Konsens in der Vielfalt

Der Schweizerische Ingenieur- und Architektenverein SIA ist 175 Jahre alt. Im internationalen Vergleich sind seine Interdisziplinarität hervorzuheben sowie die Tatsache, dass der SIA als privater Verein die Normen und Ordnungen des Bauwesens in der Schweiz erarbeitet. Heute konzentriert sich der Verband auf die Weiterentwicklung seiner Dienstleistungen und auf T hemen wie Raumplanung, Energie, Ausbildung, Marktzugang und auf die Förderung der Baukultur.

4. Mai 2012 - Christoph Wieser
Der SIA ist der führende Schweizer Fachverband in den Bereichen Bau, Technik und Umwelt und zählt derzeit rund 15 000 Mitglieder. Er ist älter als der schweizerische Bundesstaat und ähnlich kompliziert aufgebaut. Das Motto des Künstlers Ben Vautier, «La Suisse n’existe pas», mit dem 1992 der Schweizer Pavillon an der Weltausstellung in Sevilla auf die Vielfältigkeit der Schweiz aufmerksam machte und dabei viele irritierte, gilt in analoger Weise für den SIA: Es gibt nicht einen, sondern viele SIA. Das Organigramm zeigt eine vielfach verflochtene Matrix-Struktur, die regional verankert und über das Generalsekretariat in Zürich zusammengehalten wird.

Umso erstaunlicher, dass die komplexe Organisation des Vereins auf der Webseite in einem Satz zusammengefasst werden kann: «Er ist föderalistisch aufgebaut und besteht aus dem Zentralverein SIA Schweiz, regional tätigen Sektionen sowie vier Berufsgruppen und den Fachvereinen, die den Austausch auf fachlicher Ebene fördern.» Während in den 18 Sektionen vornehmlich das Vereinsleben und Kontakte zu den lokalen Behörden gepflegt werden, sind die Berufsgruppen schweizweit tätig und stehen für die charakteristische Interdisziplinarität des SIA. Jedes Mitglied tritt sowohl einer Sektion als auch der passenden Berufsgruppe Architektur, Ingenieurbau, Technik / Industrie oder Boden / Wasser / Luft bei.

Die verschiedenen Disziplinen in einem gemeinsamen Verband zu vereinigen, ist ein ebenso wesentliches wie konfliktträchtiges Merkmal, an dem der Verein in den 1990er-Jahren beinahe zerbrochen wäre.

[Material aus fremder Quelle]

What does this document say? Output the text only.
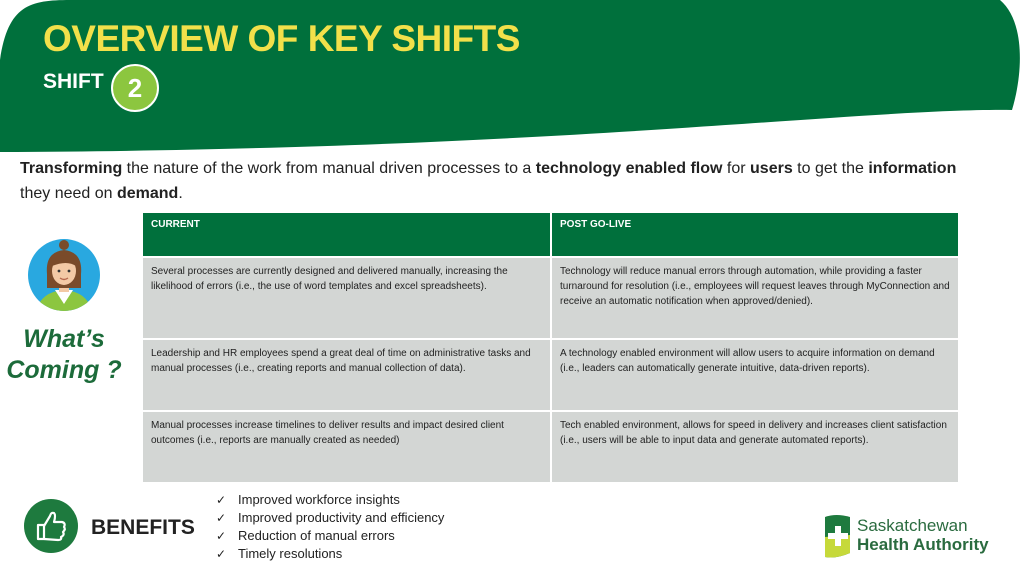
OVERVIEW OF KEY SHIFTS
SHIFT 2

Transforming the nature of the work from manual driven processes to a technology enabled flow for users to get the information they need on demand.

What’s
Coming ?
CURRENT	POST GO-LIVE
Several processes are currently designed and delivered manually, increasing the likelihood of errors (i.e., the use of word templates and excel spreadsheets).	Technology will reduce manual errors through automation, while providing a faster turnaround for resolution (i.e., employees will request leaves through MyConnection and receive an automatic notification when approved/denied).
Leadership and HR employees spend a great deal of time on administrative tasks and manual processes (i.e., creating reports and manual collection of data).	A technology enabled environment will allow users to acquire information on demand (i.e., leaders can automatically generate intuitive, data-driven reports).
Manual processes increase timelines to deliver results and impact desired client outcomes (i.e., reports are manually created as needed)	Tech enabled environment, allows for speed in delivery and increases client satisfaction (i.e., users will be able to input data and generate automated reports).
BENEFITS
✓ Improved workforce insights
✓ Improved productivity and efficiency
✓ Reduction of manual errors
✓ Timely resolutions
Saskatchewan
Health Authority
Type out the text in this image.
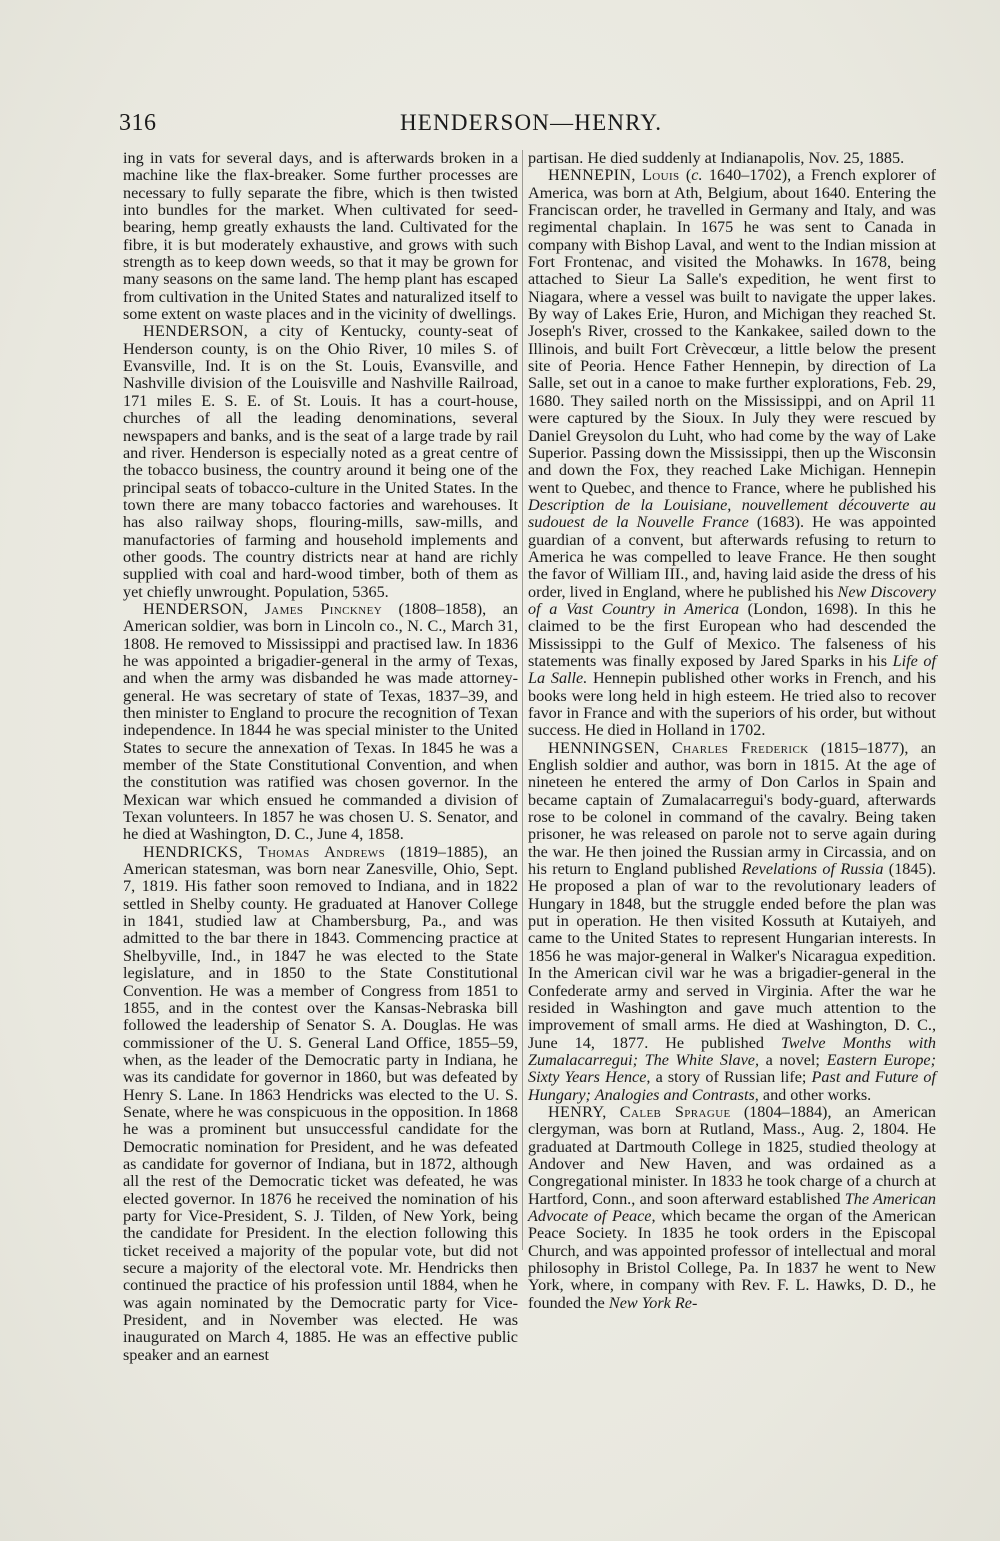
316	HENDERSON—HENRY.

ing in vats for several days, and is afterwards broken in a machine like the flax-breaker. Some further processes are necessary to fully separate the fibre, which is then twisted into bundles for the market. When cultivated for seed-bearing, hemp greatly exhausts the land. Cultivated for the fibre, it is but moderately exhaustive, and grows with such strength as to keep down weeds, so that it may be grown for many seasons on the same land. The hemp plant has escaped from cultivation in the United States and naturalized itself to some extent on waste places and in the vicinity of dwellings.

HENDERSON, a city of Kentucky, county-seat of Henderson county, is on the Ohio River, 10 miles S. of Evansville, Ind. It is on the St. Louis, Evansville, and Nashville division of the Louisville and Nashville Railroad, 171 miles E. S. E. of St. Louis. It has a court-house, churches of all the leading denominations, several newspapers and banks, and is the seat of a large trade by rail and river. Henderson is especially noted as a great centre of the tobacco business, the country around it being one of the principal seats of tobacco-culture in the United States. In the town there are many tobacco factories and warehouses. It has also railway shops, flouring-mills, saw-mills, and manufactories of farming and household implements and other goods. The country districts near at hand are richly supplied with coal and hard-wood timber, both of them as yet chiefly unwrought. Population, 5365.

HENDERSON, James Pinckney (1808–1858), an American soldier, was born in Lincoln co., N. C., March 31, 1808. He removed to Mississippi and practised law. In 1836 he was appointed a brigadier-general in the army of Texas, and when the army was disbanded he was made attorney-general. He was secretary of state of Texas, 1837–39, and then minister to England to procure the recognition of Texan independence. In 1844 he was special minister to the United States to secure the annexation of Texas. In 1845 he was a member of the State Constitutional Convention, and when the constitution was ratified was chosen governor. In the Mexican war which ensued he commanded a division of Texan volunteers. In 1857 he was chosen U. S. Senator, and he died at Washington, D. C., June 4, 1858.

HENDRICKS, Thomas Andrews (1819–1885), an American statesman, was born near Zanesville, Ohio, Sept. 7, 1819. His father soon removed to Indiana, and in 1822 settled in Shelby county. He graduated at Hanover College in 1841, studied law at Chambersburg, Pa., and was admitted to the bar there in 1843. Commencing practice at Shelbyville, Ind., in 1847 he was elected to the State legislature, and in 1850 to the State Constitutional Convention. He was a member of Congress from 1851 to 1855, and in the contest over the Kansas-Nebraska bill followed the leadership of Senator S. A. Douglas. He was commissioner of the U. S. General Land Office, 1855–59, when, as the leader of the Democratic party in Indiana, he was its candidate for governor in 1860, but was defeated by Henry S. Lane. In 1863 Hendricks was elected to the U. S. Senate, where he was conspicuous in the opposition. In 1868 he was a prominent but unsuccessful candidate for the Democratic nomination for President, and he was defeated as candidate for governor of Indiana, but in 1872, although all the rest of the Democratic ticket was defeated, he was elected governor. In 1876 he received the nomination of his party for Vice-President, S. J. Tilden, of New York, being the candidate for President. In the election following this ticket received a majority of the popular vote, but did not secure a majority of the electoral vote. Mr. Hendricks then continued the practice of his profession until 1884, when he was again nominated by the Democratic party for Vice-President, and in November was elected. He was inaugurated on March 4, 1885. He was an effective public speaker and an earnest

partisan. He died suddenly at Indianapolis, Nov. 25, 1885.

HENNEPIN, Louis (c. 1640–1702), a French explorer of America, was born at Ath, Belgium, about 1640. Entering the Franciscan order, he travelled in Germany and Italy, and was regimental chaplain. In 1675 he was sent to Canada in company with Bishop Laval, and went to the Indian mission at Fort Frontenac, and visited the Mohawks. In 1678, being attached to Sieur La Salle's expedition, he went first to Niagara, where a vessel was built to navigate the upper lakes. By way of Lakes Erie, Huron, and Michigan they reached St. Joseph's River, crossed to the Kankakee, sailed down to the Illinois, and built Fort Crèvecœur, a little below the present site of Peoria. Hence Father Hennepin, by direction of La Salle, set out in a canoe to make further explorations, Feb. 29, 1680. They sailed north on the Mississippi, and on April 11 were captured by the Sioux. In July they were rescued by Daniel Greysolon du Luht, who had come by the way of Lake Superior. Passing down the Mississippi, then up the Wisconsin and down the Fox, they reached Lake Michigan. Hennepin went to Quebec, and thence to France, where he published his Description de la Louisiane, nouvellement découverte au sudouest de la Nouvelle France (1683). He was appointed guardian of a convent, but afterwards refusing to return to America he was compelled to leave France. He then sought the favor of William III., and, having laid aside the dress of his order, lived in England, where he published his New Discovery of a Vast Country in America (London, 1698). In this he claimed to be the first European who had descended the Mississippi to the Gulf of Mexico. The falseness of his statements was finally exposed by Jared Sparks in his Life of La Salle. Hennepin published other works in French, and his books were long held in high esteem. He tried also to recover favor in France and with the superiors of his order, but without success. He died in Holland in 1702.

HENNINGSEN, Charles Frederick (1815–1877), an English soldier and author, was born in 1815. At the age of nineteen he entered the army of Don Carlos in Spain and became captain of Zumalacarregui's body-guard, afterwards rose to be colonel in command of the cavalry. Being taken prisoner, he was released on parole not to serve again during the war. He then joined the Russian army in Circassia, and on his return to England published Revelations of Russia (1845). He proposed a plan of war to the revolutionary leaders of Hungary in 1848, but the struggle ended before the plan was put in operation. He then visited Kossuth at Kutaiyeh, and came to the United States to represent Hungarian interests. In 1856 he was major-general in Walker's Nicaragua expedition. In the American civil war he was a brigadier-general in the Confederate army and served in Virginia. After the war he resided in Washington and gave much attention to the improvement of small arms. He died at Washington, D. C., June 14, 1877. He published Twelve Months with Zumalacarregui; The White Slave, a novel; Eastern Europe; Sixty Years Hence, a story of Russian life; Past and Future of Hungary; Analogies and Contrasts, and other works.

HENRY, Caleb Sprague (1804–1884), an American clergyman, was born at Rutland, Mass., Aug. 2, 1804. He graduated at Dartmouth College in 1825, studied theology at Andover and New Haven, and was ordained as a Congregational minister. In 1833 he took charge of a church at Hartford, Conn., and soon afterward established The American Advocate of Peace, which became the organ of the American Peace Society. In 1835 he took orders in the Episcopal Church, and was appointed professor of intellectual and moral philosophy in Bristol College, Pa. In 1837 he went to New York, where, in company with Rev. F. L. Hawks, D. D., he founded the New York Re-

Sie entspringt dem Wunsch der Gründerväter, Architekten und Ingenieure aller Richtungen in einem nationalen Verein zusammenzuschliessen mit dem einzigen Zweck, «die Beförderung von Kenntnissen in den Fächern der Architektur und Ingenieurwissenschaft durch Mitteilung gesammelter Erfahrungen und Beurteilung vorgelegter, in das Gebiet einschlagender Fragen»[1] voranzutreiben. Der fachliche Austausch war 1837, als der Verein in Aarau gegründet wurde, viel schwieriger als heute: Die ETH gab es noch nicht und kaum Fachzeitschriften; das Reisen mit Kutschen auf den schlecht ausgebauten Strassen und ohne Eisenbahn war beschwerlich. Weiterbildung ist bis heute ein wichtiges Anliegen des SIA geblieben.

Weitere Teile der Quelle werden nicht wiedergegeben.